I forget. I choose to forget. Our focus, is always our son’s gifts. The kindness of others. The positive attention. The research. The community. Moving forward, one day at a time.

Then the bubble of hope bursts. People with disabilities are unfairly discriminated against every day. Of course we have always known this. When our son was five years old we were told he would not be allowed to attend his community school. The systemic discrimination in our education system is repulsive. The conversations we frequently have at home, of whether we fight decisions (that are made for him through policies) are frequent. Which fight is worth it? Which fight do we contact a lawyer and which fight do we let go….but this Saturday morning was unexpected.

Someone, a group of people, were uncomfortable, perhaps frightened, with our son’s presence. His smile, his graciousness, his joy – were all met with uncompromising exclusion.

We will take the day and return to our street, our neighbours, our friends that celebrate our son and help him live his best life. I do know we will continue to walk our path of hope. Today was our reminder that the path can get thick and I can’t leave my tools behind. My armour; my thick skin, my words, ready to make an impact on those that need to be educated. But, how unfair for him.
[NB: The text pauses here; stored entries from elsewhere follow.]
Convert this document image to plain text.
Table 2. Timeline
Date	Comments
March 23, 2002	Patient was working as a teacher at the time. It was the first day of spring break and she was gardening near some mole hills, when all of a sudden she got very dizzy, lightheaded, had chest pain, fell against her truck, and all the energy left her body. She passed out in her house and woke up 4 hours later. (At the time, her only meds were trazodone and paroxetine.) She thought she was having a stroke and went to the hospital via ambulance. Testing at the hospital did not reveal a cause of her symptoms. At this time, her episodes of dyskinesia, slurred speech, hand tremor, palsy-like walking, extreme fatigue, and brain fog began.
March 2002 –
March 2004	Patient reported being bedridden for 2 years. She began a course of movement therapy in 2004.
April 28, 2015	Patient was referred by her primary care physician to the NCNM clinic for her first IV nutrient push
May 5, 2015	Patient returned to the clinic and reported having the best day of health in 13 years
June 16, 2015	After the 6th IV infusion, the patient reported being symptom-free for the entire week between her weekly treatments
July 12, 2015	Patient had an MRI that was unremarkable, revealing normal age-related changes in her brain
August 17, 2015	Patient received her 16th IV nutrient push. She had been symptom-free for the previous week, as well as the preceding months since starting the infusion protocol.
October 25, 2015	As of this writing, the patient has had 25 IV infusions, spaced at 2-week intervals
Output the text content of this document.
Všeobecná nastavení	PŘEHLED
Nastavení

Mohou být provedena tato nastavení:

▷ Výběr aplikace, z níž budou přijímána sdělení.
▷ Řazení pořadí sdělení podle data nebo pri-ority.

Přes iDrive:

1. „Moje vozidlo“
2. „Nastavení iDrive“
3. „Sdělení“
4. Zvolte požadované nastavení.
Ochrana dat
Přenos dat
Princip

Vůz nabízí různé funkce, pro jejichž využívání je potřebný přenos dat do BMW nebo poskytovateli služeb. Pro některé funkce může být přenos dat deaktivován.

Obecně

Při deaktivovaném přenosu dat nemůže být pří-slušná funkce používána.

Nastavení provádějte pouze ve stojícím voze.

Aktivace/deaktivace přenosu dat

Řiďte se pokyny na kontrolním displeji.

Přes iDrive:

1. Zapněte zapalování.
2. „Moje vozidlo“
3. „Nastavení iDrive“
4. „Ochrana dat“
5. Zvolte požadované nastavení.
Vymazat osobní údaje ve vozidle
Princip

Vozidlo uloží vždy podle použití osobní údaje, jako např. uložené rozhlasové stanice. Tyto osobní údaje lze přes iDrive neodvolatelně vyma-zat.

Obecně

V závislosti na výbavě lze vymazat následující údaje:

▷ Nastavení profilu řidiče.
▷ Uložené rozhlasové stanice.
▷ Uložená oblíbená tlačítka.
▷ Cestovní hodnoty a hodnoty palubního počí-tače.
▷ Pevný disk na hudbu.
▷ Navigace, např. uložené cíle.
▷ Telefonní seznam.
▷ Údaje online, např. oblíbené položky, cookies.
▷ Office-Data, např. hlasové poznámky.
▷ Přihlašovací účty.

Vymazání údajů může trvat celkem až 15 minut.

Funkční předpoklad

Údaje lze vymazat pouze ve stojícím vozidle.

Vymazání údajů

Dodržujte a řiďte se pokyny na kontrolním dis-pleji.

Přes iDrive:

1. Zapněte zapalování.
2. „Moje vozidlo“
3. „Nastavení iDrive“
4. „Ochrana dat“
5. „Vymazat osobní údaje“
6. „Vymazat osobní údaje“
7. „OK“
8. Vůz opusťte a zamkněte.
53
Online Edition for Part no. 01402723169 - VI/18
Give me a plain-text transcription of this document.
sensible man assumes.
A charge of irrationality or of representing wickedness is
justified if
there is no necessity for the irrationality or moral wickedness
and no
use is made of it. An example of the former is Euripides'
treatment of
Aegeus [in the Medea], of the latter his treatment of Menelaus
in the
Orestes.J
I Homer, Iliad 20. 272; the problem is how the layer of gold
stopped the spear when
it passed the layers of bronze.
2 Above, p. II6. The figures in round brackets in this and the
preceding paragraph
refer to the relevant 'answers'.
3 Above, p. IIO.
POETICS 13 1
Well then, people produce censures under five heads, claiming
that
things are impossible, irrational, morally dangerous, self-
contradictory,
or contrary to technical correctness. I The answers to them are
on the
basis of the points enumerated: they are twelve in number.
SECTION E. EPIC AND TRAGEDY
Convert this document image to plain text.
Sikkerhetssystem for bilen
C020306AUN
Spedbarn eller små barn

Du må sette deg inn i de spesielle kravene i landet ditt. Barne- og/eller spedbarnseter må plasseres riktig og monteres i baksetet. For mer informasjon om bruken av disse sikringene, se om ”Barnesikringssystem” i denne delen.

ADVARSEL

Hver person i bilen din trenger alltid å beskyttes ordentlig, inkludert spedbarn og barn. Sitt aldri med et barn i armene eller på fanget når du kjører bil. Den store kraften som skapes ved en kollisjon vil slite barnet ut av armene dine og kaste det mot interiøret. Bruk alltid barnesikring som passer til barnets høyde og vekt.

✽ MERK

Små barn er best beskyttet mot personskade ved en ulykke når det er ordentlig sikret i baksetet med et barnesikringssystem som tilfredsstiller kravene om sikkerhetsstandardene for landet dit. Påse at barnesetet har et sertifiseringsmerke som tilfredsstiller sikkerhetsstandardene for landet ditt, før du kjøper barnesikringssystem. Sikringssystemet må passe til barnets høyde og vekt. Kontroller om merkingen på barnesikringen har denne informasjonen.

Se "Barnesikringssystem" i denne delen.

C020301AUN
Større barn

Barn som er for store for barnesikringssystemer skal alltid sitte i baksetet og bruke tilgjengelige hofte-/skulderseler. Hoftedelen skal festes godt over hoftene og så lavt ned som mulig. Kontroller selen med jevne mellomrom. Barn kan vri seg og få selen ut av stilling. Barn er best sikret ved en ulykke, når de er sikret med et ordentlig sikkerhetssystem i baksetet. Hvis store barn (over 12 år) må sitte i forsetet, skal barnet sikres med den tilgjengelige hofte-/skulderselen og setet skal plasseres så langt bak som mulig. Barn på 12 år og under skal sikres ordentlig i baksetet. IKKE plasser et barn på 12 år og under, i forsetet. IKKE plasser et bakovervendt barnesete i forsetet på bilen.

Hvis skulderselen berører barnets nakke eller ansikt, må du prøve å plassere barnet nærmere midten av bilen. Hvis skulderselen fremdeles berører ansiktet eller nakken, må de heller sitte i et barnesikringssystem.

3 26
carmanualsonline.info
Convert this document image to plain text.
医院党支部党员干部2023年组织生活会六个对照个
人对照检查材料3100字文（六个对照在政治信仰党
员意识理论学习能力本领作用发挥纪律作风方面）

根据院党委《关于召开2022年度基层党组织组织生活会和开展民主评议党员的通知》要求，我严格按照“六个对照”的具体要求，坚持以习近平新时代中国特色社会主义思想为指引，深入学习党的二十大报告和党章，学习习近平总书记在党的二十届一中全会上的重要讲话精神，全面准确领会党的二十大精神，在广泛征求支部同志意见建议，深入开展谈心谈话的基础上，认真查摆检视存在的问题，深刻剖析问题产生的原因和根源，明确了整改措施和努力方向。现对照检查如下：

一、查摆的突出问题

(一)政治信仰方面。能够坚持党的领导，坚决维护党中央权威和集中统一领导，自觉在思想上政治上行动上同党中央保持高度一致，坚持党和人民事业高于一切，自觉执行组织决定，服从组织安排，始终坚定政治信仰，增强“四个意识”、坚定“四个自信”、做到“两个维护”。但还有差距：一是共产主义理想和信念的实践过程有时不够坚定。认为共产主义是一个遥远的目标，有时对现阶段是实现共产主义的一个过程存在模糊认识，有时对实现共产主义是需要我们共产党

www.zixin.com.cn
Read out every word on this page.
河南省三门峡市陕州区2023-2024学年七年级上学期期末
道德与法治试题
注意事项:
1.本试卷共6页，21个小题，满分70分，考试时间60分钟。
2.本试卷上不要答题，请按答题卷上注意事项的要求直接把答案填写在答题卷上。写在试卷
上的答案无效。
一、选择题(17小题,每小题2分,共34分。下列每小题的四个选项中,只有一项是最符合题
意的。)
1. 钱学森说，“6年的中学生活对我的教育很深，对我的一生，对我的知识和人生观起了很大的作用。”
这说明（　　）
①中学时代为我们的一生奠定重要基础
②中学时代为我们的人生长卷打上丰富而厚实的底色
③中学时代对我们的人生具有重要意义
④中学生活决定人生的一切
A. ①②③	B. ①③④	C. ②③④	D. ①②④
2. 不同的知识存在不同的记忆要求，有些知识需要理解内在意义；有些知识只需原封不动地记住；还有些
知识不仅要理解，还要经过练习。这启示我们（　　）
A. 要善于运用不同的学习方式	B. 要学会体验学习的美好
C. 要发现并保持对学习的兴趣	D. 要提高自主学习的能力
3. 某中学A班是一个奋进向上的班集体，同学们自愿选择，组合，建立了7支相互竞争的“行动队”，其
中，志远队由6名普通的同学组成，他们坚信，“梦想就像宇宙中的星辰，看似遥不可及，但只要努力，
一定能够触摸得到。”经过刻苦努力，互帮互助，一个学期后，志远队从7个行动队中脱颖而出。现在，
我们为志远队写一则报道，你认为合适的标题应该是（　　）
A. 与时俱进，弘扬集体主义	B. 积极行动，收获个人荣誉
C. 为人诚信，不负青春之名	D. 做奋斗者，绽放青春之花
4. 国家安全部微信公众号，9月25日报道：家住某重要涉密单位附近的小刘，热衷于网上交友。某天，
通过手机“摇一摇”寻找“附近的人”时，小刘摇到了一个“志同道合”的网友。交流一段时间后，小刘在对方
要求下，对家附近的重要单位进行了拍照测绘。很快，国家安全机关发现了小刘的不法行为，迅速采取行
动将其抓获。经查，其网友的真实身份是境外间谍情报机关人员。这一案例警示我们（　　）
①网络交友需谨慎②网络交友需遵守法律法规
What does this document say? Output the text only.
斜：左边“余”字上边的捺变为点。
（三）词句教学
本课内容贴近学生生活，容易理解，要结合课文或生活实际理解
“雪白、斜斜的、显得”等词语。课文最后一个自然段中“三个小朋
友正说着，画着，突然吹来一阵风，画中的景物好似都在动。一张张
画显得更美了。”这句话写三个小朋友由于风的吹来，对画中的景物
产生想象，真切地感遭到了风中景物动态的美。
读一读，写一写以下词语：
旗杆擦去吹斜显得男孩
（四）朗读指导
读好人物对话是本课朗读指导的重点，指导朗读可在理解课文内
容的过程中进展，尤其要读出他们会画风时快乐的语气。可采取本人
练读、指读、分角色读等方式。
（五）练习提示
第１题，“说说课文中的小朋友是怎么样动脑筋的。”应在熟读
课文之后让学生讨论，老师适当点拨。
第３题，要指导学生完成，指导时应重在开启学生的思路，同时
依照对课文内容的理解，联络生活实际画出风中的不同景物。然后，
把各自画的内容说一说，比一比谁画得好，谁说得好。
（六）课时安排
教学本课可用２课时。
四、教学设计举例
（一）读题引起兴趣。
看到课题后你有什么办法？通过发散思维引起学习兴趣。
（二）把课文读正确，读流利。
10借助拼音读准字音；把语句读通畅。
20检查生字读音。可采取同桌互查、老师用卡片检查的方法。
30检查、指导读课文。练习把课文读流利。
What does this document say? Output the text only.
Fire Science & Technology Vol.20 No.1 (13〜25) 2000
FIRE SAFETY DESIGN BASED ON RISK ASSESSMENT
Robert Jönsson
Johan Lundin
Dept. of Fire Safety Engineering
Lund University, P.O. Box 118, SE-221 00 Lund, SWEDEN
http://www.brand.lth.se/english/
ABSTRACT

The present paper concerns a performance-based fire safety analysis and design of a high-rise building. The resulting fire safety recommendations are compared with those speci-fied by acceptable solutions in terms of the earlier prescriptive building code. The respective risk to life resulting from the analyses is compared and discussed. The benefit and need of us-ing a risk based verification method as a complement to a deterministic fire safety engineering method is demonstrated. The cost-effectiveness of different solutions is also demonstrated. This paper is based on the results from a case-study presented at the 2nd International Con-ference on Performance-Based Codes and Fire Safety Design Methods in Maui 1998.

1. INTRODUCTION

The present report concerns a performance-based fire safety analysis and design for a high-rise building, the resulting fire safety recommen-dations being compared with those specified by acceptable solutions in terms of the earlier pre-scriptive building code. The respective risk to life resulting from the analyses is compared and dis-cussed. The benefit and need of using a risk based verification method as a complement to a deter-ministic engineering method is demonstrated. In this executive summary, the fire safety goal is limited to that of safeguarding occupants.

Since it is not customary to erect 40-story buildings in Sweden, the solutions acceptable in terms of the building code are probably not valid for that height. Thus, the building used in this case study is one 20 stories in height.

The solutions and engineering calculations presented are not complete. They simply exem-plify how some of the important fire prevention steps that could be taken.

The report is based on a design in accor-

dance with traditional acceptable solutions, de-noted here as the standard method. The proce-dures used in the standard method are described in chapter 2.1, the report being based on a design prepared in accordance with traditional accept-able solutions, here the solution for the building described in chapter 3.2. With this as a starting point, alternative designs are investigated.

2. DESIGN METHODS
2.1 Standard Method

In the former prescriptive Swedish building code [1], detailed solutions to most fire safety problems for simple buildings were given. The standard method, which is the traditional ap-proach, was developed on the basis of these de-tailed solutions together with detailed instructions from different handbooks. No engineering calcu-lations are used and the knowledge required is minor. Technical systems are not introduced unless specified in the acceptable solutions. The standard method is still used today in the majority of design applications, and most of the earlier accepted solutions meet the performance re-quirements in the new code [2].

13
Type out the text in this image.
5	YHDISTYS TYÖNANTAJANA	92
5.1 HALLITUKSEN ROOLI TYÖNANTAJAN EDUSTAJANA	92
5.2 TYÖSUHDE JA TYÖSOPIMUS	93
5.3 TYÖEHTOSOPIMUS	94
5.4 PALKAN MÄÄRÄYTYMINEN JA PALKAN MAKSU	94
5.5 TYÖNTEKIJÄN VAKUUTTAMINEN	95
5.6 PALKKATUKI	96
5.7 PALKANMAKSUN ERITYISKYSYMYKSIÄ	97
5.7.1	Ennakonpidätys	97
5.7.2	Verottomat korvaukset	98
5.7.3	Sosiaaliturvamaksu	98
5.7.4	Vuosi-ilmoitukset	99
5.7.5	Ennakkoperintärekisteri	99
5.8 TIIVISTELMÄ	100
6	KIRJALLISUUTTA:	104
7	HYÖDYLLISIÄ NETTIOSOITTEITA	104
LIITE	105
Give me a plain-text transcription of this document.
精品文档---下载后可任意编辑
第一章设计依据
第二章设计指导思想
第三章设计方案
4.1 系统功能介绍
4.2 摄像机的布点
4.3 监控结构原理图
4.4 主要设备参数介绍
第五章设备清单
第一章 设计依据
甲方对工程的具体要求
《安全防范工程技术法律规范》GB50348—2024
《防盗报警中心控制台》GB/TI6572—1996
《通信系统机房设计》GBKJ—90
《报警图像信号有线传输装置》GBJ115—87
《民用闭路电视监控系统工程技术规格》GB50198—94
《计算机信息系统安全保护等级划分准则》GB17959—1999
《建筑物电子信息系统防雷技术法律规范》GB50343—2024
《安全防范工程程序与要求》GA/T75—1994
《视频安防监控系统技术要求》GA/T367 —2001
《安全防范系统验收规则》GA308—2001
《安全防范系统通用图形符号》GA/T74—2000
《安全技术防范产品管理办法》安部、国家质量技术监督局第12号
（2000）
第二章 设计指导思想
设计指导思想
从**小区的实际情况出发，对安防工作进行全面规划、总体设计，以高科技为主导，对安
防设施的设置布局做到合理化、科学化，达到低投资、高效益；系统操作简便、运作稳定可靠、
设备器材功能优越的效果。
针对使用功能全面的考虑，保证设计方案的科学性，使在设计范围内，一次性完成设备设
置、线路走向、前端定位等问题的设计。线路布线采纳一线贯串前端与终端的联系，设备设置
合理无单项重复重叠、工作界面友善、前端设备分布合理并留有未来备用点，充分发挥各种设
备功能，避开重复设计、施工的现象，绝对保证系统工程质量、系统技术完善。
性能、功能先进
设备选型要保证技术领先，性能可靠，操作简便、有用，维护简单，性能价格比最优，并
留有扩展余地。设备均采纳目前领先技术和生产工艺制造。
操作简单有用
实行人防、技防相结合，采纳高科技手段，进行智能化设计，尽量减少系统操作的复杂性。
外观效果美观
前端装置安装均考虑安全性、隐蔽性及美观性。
4 responses to “When the Bubble Bursts”

  1. Lynn Schaan Avatar
    Lynn Schaan

    I read this with such a huge range of emotions from smiling at the simple joy your Leo enjoys, to sadness at the exclusion your son and family must have felt, to anger that as society sometimes we haven’t moved very far to include people with disabilities.
    As a Mom with an adult son diagnosed with autism we have been where you were many times and each and every time it hurts.
    Know that Leo is welcome in our small circle of those who truly get it. That safe place we turn to when the world seems so complicated and harsh.
    Hugs to all of you.

    1. Jill Abraham Avatar

      I am very happy to have you and your support and your knowledge on our side!

  2. Don Saklofske Avatar
    Don Saklofske

    Hi Jill..I am so sorry to hear of this unforgivable situation with Leo and your family. This is not to be tolerated or even excused… or allowed to continue. May I suggest that on behalf of Leo but ‘all’ persons with any kind or extent of individual uniqueness, that you contact the Human Rights office in Calgary. This will hopefully lead to having Leo in the role of being an ‘advocate’ and spokesperson for all ‘unique’ persons.

    1. Jill Abraham Avatar

      Hi Don. Thank you for taking the time to read and respond.
      This is a great suggestion and I will do this. As I was writing the article I was thinking of individuals who have had this happen to them their entire lives. I felt my one recent experience maybe was not valid enough to write the article. You’re correct. It is inexcusable. We will move forward.